Sunday, April 3, 2011

Dystopian Novel Journal 1: Topic A


Passage page 6: “The enormous room on the ground floor faced towards the north. Cold for all the summer beyond the planes, for all the tropical heat of the room itself, a harsh thin light glared through the windows, hungrily seeking some draped lay figure, some pallid shape of academic goose-flesh, but finding only the glass and nickel and bleakly shinning porcelain overalls of the workers were white, their hands gloved with a pale corpse colored rubber. The light was frozen, dead, a ghost. Only from the yellow barrels of the microscopes did it borrow a certain rich and living substance, lying along the polished tubes like butter, streak after luscious streak in long recession down the work tables. [...] Rams wrapped in theremogene beget no lambs.”

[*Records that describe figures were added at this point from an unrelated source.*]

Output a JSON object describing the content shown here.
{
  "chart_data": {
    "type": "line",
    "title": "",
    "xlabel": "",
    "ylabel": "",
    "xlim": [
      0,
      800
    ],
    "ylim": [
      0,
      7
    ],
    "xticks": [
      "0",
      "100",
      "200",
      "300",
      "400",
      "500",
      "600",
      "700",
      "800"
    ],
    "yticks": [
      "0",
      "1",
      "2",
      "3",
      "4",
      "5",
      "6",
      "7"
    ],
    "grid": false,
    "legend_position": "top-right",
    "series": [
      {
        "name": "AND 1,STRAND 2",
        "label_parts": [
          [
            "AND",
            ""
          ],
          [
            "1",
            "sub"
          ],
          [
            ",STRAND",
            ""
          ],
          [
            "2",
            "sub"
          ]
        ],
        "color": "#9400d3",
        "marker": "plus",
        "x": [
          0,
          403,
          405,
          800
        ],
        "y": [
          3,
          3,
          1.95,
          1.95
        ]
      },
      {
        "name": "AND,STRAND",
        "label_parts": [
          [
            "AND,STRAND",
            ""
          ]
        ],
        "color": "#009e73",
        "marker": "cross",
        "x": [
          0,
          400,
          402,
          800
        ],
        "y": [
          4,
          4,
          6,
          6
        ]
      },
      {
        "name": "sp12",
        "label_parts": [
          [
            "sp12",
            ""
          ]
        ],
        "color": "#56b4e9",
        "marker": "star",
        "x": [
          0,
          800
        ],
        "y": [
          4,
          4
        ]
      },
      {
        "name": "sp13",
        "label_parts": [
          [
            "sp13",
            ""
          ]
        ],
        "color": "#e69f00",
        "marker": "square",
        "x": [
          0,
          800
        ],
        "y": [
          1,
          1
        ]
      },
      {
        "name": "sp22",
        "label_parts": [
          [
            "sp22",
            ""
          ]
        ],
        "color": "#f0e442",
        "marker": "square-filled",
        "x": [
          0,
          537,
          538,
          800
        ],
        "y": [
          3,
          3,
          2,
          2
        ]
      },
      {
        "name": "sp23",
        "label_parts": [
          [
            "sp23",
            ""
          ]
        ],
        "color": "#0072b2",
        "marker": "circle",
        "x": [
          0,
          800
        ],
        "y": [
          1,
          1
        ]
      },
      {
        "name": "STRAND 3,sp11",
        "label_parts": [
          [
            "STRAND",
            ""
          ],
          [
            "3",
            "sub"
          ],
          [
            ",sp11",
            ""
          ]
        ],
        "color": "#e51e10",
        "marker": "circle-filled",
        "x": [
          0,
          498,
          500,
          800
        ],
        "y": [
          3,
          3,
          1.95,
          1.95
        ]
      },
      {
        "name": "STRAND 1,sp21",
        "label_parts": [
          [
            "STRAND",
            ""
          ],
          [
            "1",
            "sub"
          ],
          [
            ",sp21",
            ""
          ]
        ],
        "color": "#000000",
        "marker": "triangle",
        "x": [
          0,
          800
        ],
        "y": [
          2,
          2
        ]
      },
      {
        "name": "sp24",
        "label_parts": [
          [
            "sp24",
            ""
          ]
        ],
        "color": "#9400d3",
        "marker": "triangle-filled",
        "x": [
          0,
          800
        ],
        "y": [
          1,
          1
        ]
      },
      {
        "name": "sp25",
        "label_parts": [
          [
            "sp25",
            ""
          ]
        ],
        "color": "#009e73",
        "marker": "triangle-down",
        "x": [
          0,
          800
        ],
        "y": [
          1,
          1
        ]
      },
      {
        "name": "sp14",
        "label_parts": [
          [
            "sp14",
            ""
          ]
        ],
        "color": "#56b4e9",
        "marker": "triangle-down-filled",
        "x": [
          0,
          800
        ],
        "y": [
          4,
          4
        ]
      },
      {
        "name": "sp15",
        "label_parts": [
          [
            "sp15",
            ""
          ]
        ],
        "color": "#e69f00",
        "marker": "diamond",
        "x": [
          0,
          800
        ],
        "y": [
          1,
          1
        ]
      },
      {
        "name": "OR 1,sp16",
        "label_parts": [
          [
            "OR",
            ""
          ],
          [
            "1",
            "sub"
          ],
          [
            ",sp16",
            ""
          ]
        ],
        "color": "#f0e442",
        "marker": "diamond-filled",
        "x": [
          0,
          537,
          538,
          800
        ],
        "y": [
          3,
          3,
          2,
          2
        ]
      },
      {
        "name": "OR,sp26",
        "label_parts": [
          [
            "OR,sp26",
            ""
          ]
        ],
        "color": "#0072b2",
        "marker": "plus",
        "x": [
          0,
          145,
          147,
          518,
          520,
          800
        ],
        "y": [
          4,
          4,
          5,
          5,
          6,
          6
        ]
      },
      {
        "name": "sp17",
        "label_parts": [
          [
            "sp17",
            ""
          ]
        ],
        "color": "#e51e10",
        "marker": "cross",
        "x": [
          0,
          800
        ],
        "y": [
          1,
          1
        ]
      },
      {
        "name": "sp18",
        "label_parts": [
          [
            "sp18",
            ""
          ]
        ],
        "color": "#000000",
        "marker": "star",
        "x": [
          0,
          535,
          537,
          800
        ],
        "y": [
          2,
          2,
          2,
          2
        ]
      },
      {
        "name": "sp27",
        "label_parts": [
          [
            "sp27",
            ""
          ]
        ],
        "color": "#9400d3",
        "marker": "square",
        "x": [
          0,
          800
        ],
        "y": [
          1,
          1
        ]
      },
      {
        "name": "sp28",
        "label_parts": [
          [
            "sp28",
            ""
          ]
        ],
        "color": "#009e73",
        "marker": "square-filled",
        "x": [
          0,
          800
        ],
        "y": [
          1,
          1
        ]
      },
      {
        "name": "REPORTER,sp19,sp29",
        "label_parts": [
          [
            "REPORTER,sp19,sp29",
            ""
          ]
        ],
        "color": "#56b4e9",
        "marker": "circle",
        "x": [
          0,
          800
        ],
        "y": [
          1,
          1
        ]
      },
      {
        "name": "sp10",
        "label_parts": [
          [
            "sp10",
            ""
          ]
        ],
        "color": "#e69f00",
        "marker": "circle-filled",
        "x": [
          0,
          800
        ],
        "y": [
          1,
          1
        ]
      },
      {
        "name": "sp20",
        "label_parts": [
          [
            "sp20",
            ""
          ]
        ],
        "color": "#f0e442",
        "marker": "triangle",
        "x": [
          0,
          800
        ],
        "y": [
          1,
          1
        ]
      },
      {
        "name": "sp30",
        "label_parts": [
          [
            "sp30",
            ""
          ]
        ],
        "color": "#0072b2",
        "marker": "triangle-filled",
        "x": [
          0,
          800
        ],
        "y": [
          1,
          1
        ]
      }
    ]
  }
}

Based on this passage and used as a common theme during the book the factory described in the story Brave New World is a cold isolated place. By describing the light as frozen and dead it demonstrates the stillness of the factory and how there isn’t a lot of freedom. The color white and the pale descriptions show how cold and powerful the workers are. How everything is programmed and set to be a certain way and do certain things. Every thing is controlled by society and has a specific order in which things occur.  The difference between the people and the workers are substantial and described on color. The workers are described as cold colors such as whit and yellow. Consistent and Primary.  The real humans however are described as pink and warm. They have real life to them and are able to function for themselves and think for themselves before they become involved with the factory. Based on just this first passage we can see the order of society portrayed in this novel.